- Kurichi Location in Tamil Nadu, India Kurichi Kurichi (India)
- Coordinates: 11°43′39″N 78°24′38″E﻿ / ﻿11.72750°N 78.41056°E
- Country: India
- State: Tamil Nadu
- District: Salem
- Taluk: Vazhapadi

Area
- • Total: 17.91 km^{2} (6.92 sq mi)

Population (2011)
- • Total: 8,043
- • Density: 449.1/km^{2} (1,163/sq mi)
- Time zone: UTC+5:30 (IST)

= Kurichi, Salem =

Village in Tamil Nadu, India

Kurichi is a village in the Vazhapadi taluk of Salem district, in Tamil Nadu, India.

==Geography==
Kurichi is within Vazhapadi taluk, which is in the central part of Salem district. It covers 17.91 km2 of land in the eastern part of the taluk, north of Belur and south of the Kalrayan Hills, near the border with Peddanayakkan Palayam taluk. It is located 8 km north of Vazhapadi, the taluk headquarters, 29 km northeast of Salem, the district headquarters, and 250 km southwest of the state capital of Chennai.

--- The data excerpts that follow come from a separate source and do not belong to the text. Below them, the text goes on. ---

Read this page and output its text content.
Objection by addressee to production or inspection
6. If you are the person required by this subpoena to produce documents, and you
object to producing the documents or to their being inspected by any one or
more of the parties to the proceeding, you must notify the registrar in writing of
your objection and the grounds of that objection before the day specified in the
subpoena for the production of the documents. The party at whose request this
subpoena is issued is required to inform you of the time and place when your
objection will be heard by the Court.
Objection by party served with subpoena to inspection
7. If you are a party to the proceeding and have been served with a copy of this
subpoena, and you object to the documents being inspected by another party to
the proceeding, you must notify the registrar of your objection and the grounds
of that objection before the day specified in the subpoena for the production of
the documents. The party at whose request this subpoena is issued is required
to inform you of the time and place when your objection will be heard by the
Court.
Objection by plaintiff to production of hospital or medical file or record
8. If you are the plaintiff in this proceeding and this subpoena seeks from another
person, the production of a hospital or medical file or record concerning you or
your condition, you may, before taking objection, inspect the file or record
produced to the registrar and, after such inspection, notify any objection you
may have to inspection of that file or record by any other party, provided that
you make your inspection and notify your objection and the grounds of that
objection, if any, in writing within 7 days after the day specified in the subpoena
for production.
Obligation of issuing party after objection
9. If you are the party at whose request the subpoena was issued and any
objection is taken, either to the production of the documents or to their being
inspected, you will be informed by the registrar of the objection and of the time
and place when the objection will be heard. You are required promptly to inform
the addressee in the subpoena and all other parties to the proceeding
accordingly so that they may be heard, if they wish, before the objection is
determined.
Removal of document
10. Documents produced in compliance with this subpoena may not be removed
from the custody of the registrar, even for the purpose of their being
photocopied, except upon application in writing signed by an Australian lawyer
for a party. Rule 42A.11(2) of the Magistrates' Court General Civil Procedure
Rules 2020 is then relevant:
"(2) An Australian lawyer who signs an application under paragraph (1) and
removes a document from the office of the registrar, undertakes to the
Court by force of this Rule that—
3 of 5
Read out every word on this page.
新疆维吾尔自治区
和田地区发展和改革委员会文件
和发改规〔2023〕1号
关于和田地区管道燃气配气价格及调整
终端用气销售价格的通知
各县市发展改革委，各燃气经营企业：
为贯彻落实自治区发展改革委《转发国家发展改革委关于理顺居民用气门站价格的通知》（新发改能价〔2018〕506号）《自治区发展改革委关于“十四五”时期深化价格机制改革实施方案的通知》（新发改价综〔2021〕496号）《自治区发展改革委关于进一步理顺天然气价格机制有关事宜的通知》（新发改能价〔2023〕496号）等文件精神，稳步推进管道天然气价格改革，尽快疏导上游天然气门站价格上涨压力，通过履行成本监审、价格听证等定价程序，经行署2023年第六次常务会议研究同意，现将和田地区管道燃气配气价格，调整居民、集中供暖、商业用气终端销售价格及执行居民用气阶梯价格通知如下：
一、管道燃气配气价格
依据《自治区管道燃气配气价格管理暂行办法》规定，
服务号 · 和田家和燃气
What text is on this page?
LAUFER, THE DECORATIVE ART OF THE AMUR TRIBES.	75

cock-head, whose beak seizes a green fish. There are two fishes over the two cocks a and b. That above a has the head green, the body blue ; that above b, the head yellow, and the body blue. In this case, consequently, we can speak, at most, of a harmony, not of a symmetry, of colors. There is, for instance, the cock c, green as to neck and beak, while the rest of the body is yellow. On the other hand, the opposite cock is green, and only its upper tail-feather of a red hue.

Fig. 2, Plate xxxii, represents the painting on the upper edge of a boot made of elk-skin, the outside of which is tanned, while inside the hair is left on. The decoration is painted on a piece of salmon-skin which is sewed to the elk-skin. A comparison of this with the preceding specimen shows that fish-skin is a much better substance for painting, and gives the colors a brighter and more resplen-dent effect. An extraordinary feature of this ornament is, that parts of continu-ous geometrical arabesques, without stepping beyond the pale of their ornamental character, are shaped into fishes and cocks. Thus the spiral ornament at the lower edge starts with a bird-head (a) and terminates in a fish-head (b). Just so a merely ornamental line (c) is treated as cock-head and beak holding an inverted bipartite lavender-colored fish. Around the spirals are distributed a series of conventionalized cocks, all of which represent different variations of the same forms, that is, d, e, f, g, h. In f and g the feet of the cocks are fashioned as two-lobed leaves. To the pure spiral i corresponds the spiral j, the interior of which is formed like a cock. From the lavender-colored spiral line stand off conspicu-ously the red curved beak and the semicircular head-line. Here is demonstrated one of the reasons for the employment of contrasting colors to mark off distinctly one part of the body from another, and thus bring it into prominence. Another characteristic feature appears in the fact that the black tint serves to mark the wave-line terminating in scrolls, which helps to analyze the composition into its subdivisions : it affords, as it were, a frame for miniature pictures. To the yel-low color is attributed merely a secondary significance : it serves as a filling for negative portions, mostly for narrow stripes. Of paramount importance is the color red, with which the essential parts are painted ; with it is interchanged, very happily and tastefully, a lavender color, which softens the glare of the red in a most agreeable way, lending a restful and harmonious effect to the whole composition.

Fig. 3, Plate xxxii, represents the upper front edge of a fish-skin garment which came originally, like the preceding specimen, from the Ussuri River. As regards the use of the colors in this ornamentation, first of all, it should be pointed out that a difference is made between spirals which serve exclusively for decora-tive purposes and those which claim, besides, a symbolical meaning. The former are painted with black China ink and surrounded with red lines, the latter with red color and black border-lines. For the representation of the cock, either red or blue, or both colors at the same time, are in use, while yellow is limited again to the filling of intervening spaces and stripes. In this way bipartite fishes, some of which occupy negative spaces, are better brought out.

Kurichi is within the drainage basin of the Vellar River, and the Anaimuduvu River, a tributary of the Vellar, flows past the village during the wet season.

==Demographics==
In 2011 Kurichi had a population of 8,043 people living in 2,120 households. 4,091 (50.9%) of the inhabitants were male, while 3,952 (49.1%) were female. 841 children in the town, about 10.5% of the population, were at or below the age of 6. The literacy rate in the town was 62.7%. Scheduled Castes and Scheduled Tribes accounted for about 11% and 0.3% of the population, respectively.